Ancora una volta Grillo manipola la comunicazione. Scrive un post contro i giornalisti in Parlamento (lo hai scritto lui o Casaleggio?), li manda affanculo, invoca regole disciplinari e dice che devono chiedere un appuntamento per parlare con i parlamentari. Manca solo l’olio di ricino e la ricetta è completa. In realtà, con il suo post “Taci, il giornalista ti ascolta”, Grillo manda un messaggio ai suoi parlamentari. Dice: state alla larga dei giornalisti, non rilasciate dichiarazioni, rimanete in silenzio, usate il linguaggio dei segni. In pratica, li imbavaglia. Non si è mai visto nella storia repubblicana un ‘capo politico’ che dice ai parlamentari – eletti di cittadini – di non parlare con la stampa in Transatlantico o all’uscita da Montecitorio.

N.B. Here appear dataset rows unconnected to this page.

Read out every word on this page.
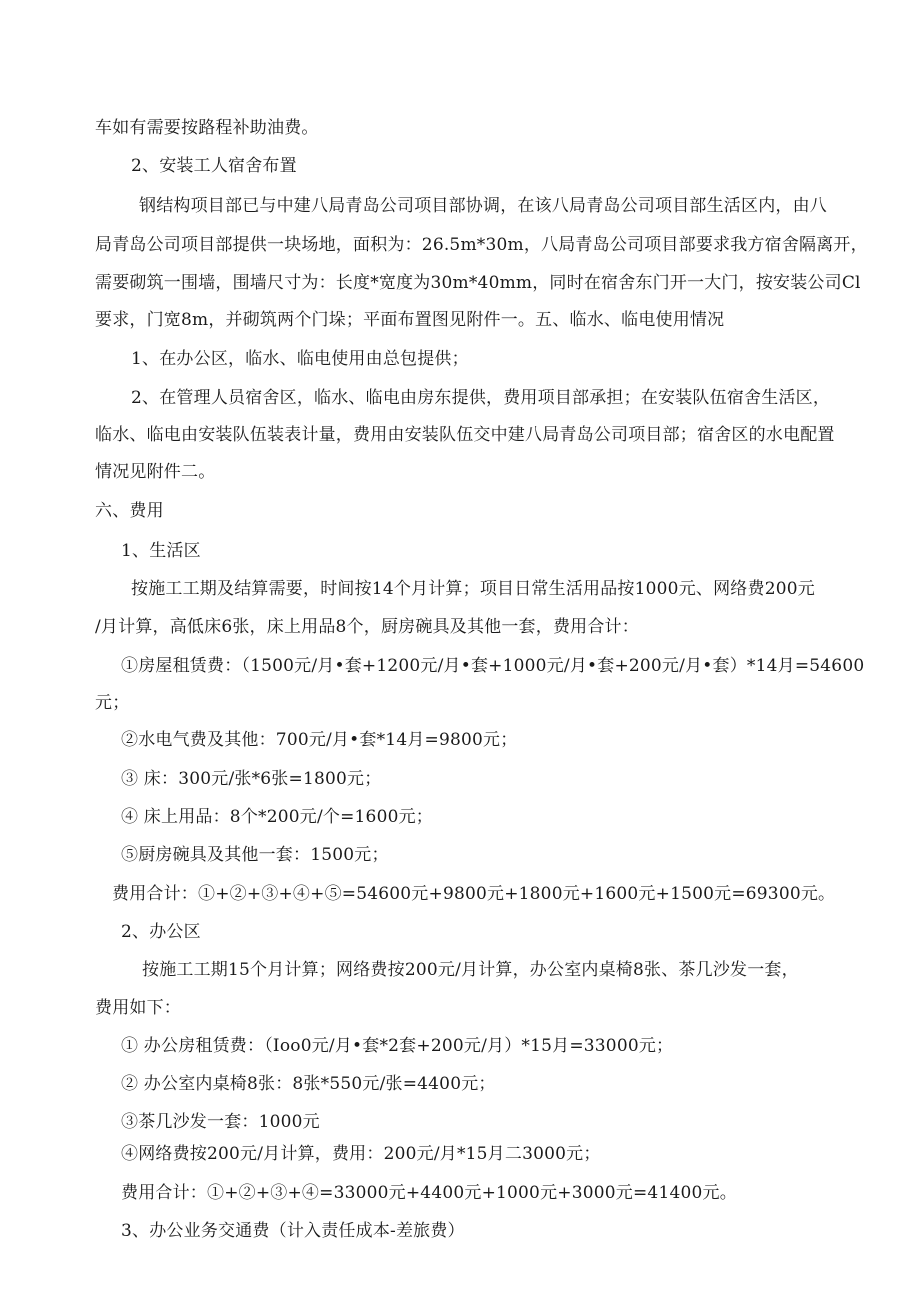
车如有需要按路程补助油费。
2、安装工人宿舍布置
钢结构项目部已与中建八局青岛公司项目部协调，在该八局青岛公司项目部生活区内，由八
局青岛公司项目部提供一块场地，面积为：26.5m*30m，八局青岛公司项目部要求我方宿舍隔离开，
需要砌筑一围墙，围墙尺寸为：长度*宽度为30m*40mm，同时在宿舍东门开一大门，按安装公司Cl
要求，门宽8m，并砌筑两个门垛；平面布置图见附件一。五、临水、临电使用情况
1、在办公区，临水、临电使用由总包提供；
2、在管理人员宿舍区，临水、临电由房东提供，费用项目部承担；在安装队伍宿舍生活区，
临水、临电由安装队伍装表计量，费用由安装队伍交中建八局青岛公司项目部；宿舍区的水电配置
情况见附件二。
六、费用
1、生活区
按施工工期及结算需要，时间按14个月计算；项目日常生活用品按1000元、网络费200元
/月计算，高低床6张，床上用品8个，厨房碗具及其他一套，费用合计：
①房屋租赁费：（1500元/月•套+1200元/月•套+1000元/月•套+200元/月•套）*14月=54600
元；
②水电气费及其他：700元/月•套*14月=9800元；
③ 床：300元/张*6张=1800元；
④ 床上用品：8个*200元/个=1600元；
⑤厨房碗具及其他一套：1500元；
费用合计：①+②+③+④+⑤=54600元+9800元+1800元+1600元+1500元=69300元。
2、办公区
按施工工期15个月计算；网络费按200元/月计算，办公室内桌椅8张、茶几沙发一套，
费用如下：
① 办公房租赁费：（Ioo0元/月•套*2套+200元/月）*15月=33000元；
② 办公室内桌椅8张：8张*550元/张=4400元；
③茶几沙发一套：1000元
④网络费按200元/月计算，费用：200元/月*15月二3000元；
费用合计：①+②+③+④=33000元+4400元+1000元+3000元=41400元。
3、办公业务交通费（计入责任成本-差旅费）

Mai.

In realtà, il ‘meta-messaggio’ di Grillo – cioè il messaggio nascosto nel messaggio – rivela la fragilità della sua truppa parlamentare. Siccome i suoi ‘cittadini’ hanno poca esperienza, allora li imbavaglia. Detta la linea da seguire nei rapporti con i giornalisti. Chi non obbedisce, rischia il ‘tribunale’ pentastellato e la possibile espulsione. E i parlamentari che fanno? Non dicono nulla? Subiscono l’ennesima riduzione di democrazia interna e mostrano paura? Forse ha ragione l’ultimo senatore stellato che ha lasciato il Movimento, dicendo: “C’è un clima irrespirabile”.

Fino a quando può durare il ‘coprifuoco’ mediatico? Che effetto avrà alle prossime elezioni politiche previste nei primi mesi del 2014? A chi daranno la colpa sei poi il M5S subirà un crollo dei voti? Ai giornalisti parlamentari? O al Capo?